Pfizer's rejig made for growth, but it's also handy for a future split: executives

Pfizer’s new three-unit structure may be all about driving growth for now, but don’t count out a long-awaited generics divestment down the line. 

That’s the message company CEO Ian Read and COO Albert Bourla had for investors on Tuesday’s Q2 conference call as they clarified the reasoning behind the pharma giant’s latest reorg.

RELATED: Why another Pfizer reorganization? Bigger bets on biosimilars, maybe—or finally a generics selloff

“We’re always focused on shareholder return, not the size of the company,” Read said, adding that investors should “rest assured that we will … look at opportunities to maximize” the value of each of the three revamped business units.

With the established medicines unit in particular—which once seemed primed to become one-half of a company-wide split—Pfizer wants to “stand it up as a successful emerging-markets based business. And then all options are open once we do that,” Bourla said.

RELATED: Pfizer's long-anticipated split-up isn't happening. So what's next?

Following in the wake of Pfizer’s 2016 decision not to break apart in two, the company trotted out a new structure earlier this month that relocated biosimilars and sterile injectables under its innovative medicines umbrella. The move should lend those product lineups Pfizer’s “very strong expertise in the commercial, in the scientific and in the patient experience domains”—particularly the biosimilars, all of which are entering the commercialization phase, Bourla said.

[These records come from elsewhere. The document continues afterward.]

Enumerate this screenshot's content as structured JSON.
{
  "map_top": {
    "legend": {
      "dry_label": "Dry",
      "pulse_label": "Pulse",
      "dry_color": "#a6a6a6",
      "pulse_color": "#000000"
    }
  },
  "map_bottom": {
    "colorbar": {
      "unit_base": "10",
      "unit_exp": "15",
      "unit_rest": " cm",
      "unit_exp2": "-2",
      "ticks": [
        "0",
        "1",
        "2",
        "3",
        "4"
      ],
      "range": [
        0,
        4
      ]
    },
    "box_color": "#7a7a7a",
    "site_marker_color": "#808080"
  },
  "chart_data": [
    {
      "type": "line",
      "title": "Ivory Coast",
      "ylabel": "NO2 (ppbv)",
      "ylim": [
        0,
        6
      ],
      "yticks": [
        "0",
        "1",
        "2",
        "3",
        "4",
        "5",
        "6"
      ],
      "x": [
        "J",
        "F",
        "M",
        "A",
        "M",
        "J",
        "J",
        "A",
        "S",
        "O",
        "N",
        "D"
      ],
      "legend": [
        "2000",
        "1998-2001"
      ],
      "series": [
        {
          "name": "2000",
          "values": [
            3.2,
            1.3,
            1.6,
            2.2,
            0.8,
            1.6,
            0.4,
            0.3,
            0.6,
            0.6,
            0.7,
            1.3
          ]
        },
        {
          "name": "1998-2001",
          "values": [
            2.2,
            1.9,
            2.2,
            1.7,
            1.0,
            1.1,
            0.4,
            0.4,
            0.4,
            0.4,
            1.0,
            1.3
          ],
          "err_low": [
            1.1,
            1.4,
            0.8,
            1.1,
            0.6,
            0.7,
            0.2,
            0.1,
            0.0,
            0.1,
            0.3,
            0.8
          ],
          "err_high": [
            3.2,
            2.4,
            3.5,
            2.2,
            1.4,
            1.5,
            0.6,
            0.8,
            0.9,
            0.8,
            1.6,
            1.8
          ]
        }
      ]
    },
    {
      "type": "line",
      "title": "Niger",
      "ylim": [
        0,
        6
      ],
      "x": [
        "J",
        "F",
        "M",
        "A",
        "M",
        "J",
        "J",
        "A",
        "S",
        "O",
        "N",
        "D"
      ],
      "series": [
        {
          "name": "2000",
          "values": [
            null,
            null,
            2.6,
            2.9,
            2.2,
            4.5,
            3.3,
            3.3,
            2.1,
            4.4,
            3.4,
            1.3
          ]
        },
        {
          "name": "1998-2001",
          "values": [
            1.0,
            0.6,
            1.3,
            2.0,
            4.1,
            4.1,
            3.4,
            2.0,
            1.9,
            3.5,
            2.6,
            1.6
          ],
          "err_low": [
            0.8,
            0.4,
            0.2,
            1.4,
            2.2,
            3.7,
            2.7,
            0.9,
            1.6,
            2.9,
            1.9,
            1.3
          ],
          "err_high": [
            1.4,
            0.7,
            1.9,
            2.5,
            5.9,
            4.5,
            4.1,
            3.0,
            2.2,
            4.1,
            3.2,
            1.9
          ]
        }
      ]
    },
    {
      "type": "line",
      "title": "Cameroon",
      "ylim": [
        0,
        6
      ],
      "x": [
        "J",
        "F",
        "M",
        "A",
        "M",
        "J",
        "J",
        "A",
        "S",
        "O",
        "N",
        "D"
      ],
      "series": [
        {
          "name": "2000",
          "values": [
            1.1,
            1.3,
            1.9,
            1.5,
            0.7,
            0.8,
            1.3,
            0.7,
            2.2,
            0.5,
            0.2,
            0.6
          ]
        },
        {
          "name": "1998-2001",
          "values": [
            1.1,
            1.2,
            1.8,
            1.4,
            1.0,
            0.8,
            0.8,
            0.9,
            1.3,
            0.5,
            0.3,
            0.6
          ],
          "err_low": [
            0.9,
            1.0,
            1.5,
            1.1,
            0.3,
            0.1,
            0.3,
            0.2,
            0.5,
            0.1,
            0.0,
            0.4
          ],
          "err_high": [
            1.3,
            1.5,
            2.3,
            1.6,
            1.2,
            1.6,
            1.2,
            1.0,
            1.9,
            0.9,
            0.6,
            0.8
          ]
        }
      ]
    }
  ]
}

It’ll also keep those drugs in Pfizer’s hands should it eventually bid its generic drugs goodbye, as a two-way split would have done. And meanwhile, the company is still evaluating options for the consumer health unit it tried unsuccessfully to sell over the past year.

For now, though, both those businesses are chipping in on the drug giant’s top line, a fact that helped Pfizer drum up (PDF) $13.5 billion in revenue and top consensus $13.3 billion estimates in the second quarter. Older, off-patent products Viagra and Lipitor exceeded expectations with $521 million and $185 million in respective sales, helping make up for a rare miss from quick-growing breast cancer blockbuster Ibrance.

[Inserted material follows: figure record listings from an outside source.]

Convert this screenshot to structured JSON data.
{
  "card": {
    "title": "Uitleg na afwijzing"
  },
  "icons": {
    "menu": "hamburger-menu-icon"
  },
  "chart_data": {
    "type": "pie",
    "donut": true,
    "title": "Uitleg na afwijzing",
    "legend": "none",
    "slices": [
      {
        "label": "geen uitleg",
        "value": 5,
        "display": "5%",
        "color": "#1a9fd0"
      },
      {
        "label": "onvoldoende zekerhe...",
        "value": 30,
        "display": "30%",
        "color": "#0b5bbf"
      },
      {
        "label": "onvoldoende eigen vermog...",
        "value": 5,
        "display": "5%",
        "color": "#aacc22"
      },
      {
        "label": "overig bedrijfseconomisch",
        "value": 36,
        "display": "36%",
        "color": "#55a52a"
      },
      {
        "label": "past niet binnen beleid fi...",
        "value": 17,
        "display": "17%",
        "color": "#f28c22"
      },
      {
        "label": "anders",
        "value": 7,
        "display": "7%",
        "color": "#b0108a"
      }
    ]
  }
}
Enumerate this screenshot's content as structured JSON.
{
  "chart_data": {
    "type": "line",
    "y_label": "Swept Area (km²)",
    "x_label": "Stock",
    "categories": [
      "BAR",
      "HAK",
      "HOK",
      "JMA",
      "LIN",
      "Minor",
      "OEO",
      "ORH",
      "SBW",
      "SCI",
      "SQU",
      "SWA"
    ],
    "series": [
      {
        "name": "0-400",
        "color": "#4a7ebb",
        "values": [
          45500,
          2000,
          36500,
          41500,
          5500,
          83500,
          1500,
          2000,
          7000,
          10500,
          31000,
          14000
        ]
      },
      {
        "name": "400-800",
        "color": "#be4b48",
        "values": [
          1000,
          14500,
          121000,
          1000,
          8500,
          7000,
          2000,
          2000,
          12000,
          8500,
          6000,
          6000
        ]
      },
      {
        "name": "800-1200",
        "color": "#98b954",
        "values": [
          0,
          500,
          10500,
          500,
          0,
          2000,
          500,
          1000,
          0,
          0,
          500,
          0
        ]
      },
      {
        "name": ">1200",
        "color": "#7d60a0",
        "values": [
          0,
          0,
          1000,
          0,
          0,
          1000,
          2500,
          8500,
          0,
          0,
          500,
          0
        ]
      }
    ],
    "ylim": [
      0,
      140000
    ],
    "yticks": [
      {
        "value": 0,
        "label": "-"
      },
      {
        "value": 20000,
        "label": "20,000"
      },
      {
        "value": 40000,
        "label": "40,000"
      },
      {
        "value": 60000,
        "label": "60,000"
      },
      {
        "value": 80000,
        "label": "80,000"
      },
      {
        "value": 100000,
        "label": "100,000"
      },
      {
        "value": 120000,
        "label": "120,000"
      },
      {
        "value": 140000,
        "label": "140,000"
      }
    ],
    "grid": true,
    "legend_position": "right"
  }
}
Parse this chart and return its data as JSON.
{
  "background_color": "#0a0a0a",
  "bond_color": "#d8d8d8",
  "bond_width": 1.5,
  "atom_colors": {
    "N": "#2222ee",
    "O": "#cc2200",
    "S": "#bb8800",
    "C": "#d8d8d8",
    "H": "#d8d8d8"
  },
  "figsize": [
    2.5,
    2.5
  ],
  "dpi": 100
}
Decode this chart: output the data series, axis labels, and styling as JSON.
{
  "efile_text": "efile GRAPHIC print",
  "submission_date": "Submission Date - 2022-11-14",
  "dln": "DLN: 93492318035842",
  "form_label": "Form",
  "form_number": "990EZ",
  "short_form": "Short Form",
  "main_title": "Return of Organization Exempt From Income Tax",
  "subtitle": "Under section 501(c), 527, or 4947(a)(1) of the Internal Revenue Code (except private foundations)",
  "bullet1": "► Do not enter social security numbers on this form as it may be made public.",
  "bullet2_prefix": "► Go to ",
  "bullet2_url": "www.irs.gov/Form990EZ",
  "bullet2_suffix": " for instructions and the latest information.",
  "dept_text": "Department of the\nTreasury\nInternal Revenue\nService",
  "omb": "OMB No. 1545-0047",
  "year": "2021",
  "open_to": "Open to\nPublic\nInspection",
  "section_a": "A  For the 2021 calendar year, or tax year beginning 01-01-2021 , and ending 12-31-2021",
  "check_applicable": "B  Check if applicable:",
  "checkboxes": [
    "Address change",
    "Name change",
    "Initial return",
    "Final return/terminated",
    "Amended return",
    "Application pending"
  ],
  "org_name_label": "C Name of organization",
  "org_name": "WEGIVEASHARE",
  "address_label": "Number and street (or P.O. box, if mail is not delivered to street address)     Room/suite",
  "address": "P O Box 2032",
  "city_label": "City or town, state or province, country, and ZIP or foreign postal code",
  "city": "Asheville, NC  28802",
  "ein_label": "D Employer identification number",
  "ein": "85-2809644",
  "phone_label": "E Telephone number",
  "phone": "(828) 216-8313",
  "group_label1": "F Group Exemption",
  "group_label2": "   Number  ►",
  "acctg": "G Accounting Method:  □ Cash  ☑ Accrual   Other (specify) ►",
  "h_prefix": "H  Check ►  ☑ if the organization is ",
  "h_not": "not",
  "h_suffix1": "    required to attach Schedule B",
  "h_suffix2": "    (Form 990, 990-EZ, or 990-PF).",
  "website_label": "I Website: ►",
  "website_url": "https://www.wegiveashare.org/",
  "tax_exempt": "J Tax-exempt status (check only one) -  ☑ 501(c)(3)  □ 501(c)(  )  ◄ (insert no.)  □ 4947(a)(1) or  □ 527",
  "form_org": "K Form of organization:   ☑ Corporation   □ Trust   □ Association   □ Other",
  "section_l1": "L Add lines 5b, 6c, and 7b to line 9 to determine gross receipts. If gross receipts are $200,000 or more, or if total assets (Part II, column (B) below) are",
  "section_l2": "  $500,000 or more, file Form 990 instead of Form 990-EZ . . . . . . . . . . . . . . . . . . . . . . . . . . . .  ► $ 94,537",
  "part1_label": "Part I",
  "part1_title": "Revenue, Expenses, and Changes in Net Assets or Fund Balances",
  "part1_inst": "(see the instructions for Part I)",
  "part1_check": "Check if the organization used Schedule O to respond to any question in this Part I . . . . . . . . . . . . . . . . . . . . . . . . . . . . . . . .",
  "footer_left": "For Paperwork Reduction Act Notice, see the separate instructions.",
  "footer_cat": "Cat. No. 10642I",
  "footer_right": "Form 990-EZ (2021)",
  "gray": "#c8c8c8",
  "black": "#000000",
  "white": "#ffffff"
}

On the profit side, adjusted earnings per share of 81 cents topped 74-cent predictions from Wall Street. “Based on our calculation, other income drove the majority (~$0.06) of the beat,” which largely comprises “unrealized gains on equity securities, higher income from collaborations and lower charges on legal matters,” Goldman Sachs’ Jami Rubin wrote in a note to clients.

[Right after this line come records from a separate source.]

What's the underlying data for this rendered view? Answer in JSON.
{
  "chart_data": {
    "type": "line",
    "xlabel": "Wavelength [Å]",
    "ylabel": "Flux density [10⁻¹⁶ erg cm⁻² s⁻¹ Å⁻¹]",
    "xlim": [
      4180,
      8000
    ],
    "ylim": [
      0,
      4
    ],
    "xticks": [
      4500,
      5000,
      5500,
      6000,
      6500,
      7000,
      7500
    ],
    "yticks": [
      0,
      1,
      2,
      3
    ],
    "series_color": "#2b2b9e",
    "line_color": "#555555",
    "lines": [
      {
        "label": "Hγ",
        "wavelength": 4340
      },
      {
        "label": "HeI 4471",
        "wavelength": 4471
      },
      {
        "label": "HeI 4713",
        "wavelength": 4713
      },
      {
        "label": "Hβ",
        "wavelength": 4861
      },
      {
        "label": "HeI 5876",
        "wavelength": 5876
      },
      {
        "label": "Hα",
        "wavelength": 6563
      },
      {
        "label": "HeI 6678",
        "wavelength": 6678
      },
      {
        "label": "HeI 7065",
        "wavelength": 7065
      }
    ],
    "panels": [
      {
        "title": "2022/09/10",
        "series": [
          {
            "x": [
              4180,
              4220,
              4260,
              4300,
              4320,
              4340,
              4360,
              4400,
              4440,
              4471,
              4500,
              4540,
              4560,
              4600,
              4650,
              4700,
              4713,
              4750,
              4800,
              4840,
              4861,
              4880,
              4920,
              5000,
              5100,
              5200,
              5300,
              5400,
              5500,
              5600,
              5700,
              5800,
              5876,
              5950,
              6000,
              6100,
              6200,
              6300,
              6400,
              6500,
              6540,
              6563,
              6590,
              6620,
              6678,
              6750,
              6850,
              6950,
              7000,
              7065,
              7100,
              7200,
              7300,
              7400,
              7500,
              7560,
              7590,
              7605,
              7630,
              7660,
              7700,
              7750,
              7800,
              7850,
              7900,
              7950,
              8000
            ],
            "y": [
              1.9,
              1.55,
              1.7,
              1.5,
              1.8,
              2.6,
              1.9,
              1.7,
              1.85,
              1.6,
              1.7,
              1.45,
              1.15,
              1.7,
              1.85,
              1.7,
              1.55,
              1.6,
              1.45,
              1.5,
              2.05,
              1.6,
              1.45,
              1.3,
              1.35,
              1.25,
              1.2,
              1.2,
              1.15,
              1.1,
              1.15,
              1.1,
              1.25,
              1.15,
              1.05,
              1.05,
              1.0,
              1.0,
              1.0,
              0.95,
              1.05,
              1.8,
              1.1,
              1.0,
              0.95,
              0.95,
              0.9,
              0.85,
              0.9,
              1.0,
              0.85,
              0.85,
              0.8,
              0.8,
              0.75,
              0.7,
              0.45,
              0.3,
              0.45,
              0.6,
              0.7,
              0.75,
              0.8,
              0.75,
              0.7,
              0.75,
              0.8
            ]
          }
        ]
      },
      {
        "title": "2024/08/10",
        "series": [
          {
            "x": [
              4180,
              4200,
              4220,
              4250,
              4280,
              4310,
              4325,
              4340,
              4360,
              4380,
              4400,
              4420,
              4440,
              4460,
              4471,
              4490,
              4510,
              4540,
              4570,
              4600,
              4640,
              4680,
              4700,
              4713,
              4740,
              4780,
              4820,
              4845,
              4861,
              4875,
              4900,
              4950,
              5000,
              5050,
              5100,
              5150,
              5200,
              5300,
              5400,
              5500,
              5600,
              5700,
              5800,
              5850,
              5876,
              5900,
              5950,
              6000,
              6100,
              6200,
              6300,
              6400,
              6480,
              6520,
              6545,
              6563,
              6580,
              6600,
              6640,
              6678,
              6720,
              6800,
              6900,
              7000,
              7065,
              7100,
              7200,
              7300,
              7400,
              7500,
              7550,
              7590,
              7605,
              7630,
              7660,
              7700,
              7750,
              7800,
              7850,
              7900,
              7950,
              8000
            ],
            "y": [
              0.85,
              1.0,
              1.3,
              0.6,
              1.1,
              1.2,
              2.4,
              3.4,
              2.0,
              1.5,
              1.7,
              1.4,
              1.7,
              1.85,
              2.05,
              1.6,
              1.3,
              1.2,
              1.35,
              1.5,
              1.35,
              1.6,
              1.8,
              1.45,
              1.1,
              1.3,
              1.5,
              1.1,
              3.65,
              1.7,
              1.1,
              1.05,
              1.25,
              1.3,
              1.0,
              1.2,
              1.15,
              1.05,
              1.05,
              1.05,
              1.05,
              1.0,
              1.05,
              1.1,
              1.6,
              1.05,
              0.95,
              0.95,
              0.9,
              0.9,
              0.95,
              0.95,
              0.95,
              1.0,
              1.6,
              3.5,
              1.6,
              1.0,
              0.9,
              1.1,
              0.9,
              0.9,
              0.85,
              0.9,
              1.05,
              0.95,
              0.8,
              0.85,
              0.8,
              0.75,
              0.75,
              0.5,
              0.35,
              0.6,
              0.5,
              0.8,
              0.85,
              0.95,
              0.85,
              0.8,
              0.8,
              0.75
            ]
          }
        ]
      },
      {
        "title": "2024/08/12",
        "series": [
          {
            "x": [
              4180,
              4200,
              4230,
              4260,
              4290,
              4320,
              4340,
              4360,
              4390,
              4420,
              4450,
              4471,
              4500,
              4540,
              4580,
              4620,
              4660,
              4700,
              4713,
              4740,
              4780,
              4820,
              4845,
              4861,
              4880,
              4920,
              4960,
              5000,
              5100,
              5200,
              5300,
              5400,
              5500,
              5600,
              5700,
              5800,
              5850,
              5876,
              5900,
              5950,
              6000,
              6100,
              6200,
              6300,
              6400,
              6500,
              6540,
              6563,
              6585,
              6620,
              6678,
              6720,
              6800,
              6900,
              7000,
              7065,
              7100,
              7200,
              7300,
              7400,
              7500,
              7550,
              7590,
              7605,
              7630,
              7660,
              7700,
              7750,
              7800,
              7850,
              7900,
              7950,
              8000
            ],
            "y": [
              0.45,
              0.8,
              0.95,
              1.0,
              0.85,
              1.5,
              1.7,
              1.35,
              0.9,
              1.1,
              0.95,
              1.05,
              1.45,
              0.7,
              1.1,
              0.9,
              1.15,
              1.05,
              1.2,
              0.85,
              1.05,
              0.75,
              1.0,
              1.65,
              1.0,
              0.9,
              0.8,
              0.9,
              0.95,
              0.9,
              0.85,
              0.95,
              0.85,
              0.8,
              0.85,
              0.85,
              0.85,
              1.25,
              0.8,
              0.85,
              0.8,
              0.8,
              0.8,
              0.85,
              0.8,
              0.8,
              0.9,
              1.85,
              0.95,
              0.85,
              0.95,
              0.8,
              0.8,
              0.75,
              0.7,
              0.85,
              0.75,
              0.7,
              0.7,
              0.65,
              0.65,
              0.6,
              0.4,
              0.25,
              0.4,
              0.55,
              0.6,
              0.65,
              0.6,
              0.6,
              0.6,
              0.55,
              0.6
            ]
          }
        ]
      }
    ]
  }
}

Pfizer also tweaked its guidance, lowering the midpoint of its revenue range by $500 million “solely to reflect recent unfavorable changes in foreign exchange rates,” it said. It now expects to churn out between $53 billion and $55 billion in 2018 sales. On the flip side, it raised its adjusted EPS forecast by 5 cents, leaving investors and analysts with a $2.95 to $3.05 projection.